Spilled sippy cups, ground-in Cheerios and even the occasional diaper leak. When it comes to messy car seats, we’ve seen it all, and if you’re here reading this, chances are, you’ve seen (and smelled) too much now too. So how do you clean up the mess without damaging the most important piece of kiddo safety equipment your own? Here are some guidelines for cleaning your child’s car seat or booster seat without ruining it in the process.
The A, B, C, Dos and Don’ts of Clean Your Child’s Car Seat
So, how can you be sure the car seat you’re purchasing will protect your little one when it counts? Here’s how to spot a counterfeit car seat online so you can steer clear.
Before getting out the bleach or tossing your child’s car seat cover in the washing machine: STOP. Get out your car seat manual and find the manufacturer’s instructions for cleaning. Every manufacturer will have its own specific recommendations for properly cleaning their own make and models of car seats, including any special considerations for your specific car seat that you should keep in mind.

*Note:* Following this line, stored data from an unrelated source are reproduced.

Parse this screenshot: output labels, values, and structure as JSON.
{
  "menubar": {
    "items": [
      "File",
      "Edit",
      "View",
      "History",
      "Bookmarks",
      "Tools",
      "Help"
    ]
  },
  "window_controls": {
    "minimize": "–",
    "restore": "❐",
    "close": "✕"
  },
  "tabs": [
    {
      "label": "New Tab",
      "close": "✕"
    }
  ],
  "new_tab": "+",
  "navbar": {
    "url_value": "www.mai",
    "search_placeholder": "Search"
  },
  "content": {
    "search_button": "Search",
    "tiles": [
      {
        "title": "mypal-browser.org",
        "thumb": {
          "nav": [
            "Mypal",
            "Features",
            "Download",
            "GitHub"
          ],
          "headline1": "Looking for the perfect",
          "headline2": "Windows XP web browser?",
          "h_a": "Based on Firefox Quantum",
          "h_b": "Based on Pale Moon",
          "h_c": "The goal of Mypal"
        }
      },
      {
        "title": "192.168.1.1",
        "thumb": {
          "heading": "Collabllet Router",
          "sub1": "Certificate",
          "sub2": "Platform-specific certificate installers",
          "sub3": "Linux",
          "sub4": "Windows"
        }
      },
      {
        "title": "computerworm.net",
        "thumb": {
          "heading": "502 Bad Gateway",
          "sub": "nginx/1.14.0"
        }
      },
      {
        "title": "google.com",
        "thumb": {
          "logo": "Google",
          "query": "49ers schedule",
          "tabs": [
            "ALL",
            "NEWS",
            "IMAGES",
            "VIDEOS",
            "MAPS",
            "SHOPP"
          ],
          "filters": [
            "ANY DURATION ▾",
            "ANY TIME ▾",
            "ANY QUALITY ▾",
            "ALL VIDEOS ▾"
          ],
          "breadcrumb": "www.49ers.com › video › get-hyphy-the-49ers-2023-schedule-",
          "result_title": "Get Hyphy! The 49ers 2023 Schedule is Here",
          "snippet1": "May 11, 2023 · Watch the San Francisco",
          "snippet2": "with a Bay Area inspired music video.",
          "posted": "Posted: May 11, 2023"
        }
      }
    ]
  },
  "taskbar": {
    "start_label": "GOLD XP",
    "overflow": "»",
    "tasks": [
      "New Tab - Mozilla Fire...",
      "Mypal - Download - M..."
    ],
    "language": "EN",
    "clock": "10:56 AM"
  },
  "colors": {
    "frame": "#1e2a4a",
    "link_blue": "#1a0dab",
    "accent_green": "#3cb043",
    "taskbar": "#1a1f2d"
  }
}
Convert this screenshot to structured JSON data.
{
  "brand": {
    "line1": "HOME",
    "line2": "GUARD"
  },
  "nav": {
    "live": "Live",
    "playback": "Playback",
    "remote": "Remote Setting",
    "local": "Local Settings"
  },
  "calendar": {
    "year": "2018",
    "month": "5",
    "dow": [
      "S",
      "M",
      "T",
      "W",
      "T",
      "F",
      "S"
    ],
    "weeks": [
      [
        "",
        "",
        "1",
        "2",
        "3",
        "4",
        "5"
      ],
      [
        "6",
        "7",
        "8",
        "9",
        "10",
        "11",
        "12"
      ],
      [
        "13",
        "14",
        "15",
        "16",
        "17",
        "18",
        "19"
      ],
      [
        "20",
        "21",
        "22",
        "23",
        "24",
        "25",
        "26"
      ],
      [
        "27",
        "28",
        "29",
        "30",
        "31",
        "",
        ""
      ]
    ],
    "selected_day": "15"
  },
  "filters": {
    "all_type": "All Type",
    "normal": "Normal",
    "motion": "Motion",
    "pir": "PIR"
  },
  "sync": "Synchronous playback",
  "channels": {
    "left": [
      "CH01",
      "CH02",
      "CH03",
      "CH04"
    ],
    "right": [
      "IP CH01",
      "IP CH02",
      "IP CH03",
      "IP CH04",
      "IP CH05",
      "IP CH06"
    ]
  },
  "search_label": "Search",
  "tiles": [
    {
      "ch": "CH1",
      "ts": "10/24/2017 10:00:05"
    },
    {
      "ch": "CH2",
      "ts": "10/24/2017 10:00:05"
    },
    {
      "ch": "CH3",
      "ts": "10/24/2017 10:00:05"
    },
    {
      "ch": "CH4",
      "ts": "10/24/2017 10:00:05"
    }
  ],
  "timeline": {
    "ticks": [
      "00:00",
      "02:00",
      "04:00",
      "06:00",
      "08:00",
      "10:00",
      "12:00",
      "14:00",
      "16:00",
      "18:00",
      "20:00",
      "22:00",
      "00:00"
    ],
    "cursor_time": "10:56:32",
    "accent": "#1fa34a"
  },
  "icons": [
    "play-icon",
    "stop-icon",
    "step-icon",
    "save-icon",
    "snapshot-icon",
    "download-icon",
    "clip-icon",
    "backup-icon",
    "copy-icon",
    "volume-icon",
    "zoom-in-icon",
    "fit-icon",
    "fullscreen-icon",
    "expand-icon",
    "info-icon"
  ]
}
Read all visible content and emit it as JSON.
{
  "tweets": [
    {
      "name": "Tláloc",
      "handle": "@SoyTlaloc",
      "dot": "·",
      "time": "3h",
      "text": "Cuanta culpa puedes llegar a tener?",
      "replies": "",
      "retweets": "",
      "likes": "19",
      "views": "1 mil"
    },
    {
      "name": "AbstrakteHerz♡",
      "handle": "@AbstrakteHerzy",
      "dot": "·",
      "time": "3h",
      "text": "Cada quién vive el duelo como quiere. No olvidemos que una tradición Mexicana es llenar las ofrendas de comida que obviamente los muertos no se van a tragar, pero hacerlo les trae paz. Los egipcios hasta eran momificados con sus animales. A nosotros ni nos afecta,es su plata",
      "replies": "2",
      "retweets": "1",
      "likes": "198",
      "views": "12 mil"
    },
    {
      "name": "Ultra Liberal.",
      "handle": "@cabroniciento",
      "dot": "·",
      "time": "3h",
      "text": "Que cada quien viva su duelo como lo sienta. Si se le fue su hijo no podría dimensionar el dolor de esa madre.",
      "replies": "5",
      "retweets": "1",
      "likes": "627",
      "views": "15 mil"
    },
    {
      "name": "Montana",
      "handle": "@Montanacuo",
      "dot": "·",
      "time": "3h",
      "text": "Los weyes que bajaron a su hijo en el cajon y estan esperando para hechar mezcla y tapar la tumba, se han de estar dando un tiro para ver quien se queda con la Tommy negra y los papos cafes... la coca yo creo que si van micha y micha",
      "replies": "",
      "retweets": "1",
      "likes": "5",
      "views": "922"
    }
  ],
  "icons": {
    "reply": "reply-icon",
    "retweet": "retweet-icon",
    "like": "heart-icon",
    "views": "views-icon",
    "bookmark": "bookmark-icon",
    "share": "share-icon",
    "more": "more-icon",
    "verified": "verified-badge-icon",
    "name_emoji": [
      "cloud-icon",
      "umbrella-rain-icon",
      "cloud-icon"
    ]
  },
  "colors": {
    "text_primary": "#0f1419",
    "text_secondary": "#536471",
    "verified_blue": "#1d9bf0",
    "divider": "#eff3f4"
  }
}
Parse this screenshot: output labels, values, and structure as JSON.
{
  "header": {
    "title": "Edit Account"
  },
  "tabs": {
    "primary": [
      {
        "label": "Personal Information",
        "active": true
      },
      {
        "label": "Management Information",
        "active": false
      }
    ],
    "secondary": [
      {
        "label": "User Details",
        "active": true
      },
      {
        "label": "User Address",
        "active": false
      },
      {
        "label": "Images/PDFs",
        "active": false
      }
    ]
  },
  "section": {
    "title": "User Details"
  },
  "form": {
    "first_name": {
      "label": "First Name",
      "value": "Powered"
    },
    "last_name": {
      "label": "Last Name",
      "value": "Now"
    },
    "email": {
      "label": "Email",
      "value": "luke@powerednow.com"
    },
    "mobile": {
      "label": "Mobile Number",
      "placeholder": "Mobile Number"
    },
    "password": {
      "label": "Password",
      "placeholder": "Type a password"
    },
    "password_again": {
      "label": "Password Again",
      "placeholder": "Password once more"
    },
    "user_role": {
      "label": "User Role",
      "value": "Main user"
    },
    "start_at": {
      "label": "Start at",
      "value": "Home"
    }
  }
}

But to get you started, these general guidelines that apply to most car seats and booster seats on the market will help you know what to do, and just as importantly, what not to do.
Straps, Buckles and Car Seat Shell
Plastic parts, straps and buckles should only be spot-cleaned with a soft cloth, water and, if necessary, a gentle soap. Go icky spot by icky spot, and gently spot clean any dried-on gunk. Stubborn crusty patch? Get it a little extra wet and let it soak for a few minutes before trying again.
Watch out! Bleach, chemical solvents, acidic substances like vinegar and abrasive cleaners should never be used on any part of your car seat, especially the harness straps and buckles. Harsh cleaners and solvents can damage and weaken the car seat’s components.
After spot cleaning with mild soap and water, lay the straps out to dry in the sun for several hours. Sunshine can really help eliminate those nasty smells naturally.
Watch out! The thick, woven material of harness straps can be particularly hard to get clean. You may be tempted, but never submerge or machine wash the seat’s harness straps. The delicate fibers of a car seat’s straps can be easily damaged by abrasive cleaners and the harsh spinning of a washing machine, preventing them from properly restraining your child when it counts.
Car Seat Cover & Padding
To clean the car seat cover and padding, either hand wash or machine wash on a gentle cycle, and then hang or lay flat to air dry to prevent shrinking or damage to the cover and safety labels.
Watch out! Many manufacturers say it’s ok for you to machine wash a car seat’s padding and cover on a delicate cycle with a mild detergent. but it’s usually not okay to tumble dry in the dryer. Cleaning or drying too harshly can affect important life-saving properties of these pieces, including flame retardants added to the fabric.
Buckles & Clips
Got something sticky in the buckle or LATCH clips? Gently swish the buckle or LATCH clip in a cup of warm water, taking care not to submerge the strap. Agitate the red button to dislodge any gunk trapped in the mechanism.
Watch out! Do not reach for the WD-40. You never want to use lubricants on any part of the car seat’s components.
Really Tough Messes
Unfortunately, some messes simply can’t be cleaned, and you may need to contact the car seat’s manufacturer for replacement parts. If you can’t safely spot clean the car seat’s harness straps or buckles, or if you’re dealing with mold, bugs or an odor you can’t kick, it may be time to get a new car seat altogether.
Thankfully, car seat manufacturers understand the nature of children, and the normal, everyday messes that accompany them are usually cleanable with a little soap, water and elbow grease.
Once again, always consult your manual before cleaning any part of your child’s car seat. Many of the major car seat manufacturers have general, manufacturer-specific cleaning instructions on their websites, and more specific cleaning instructions can be found in the manual that came with your child’s car seat. If you have any questions about the instructions listed in your car seat’s manual or online, it’s best to contact the manufacturer for more direction to avoid damaging the seat.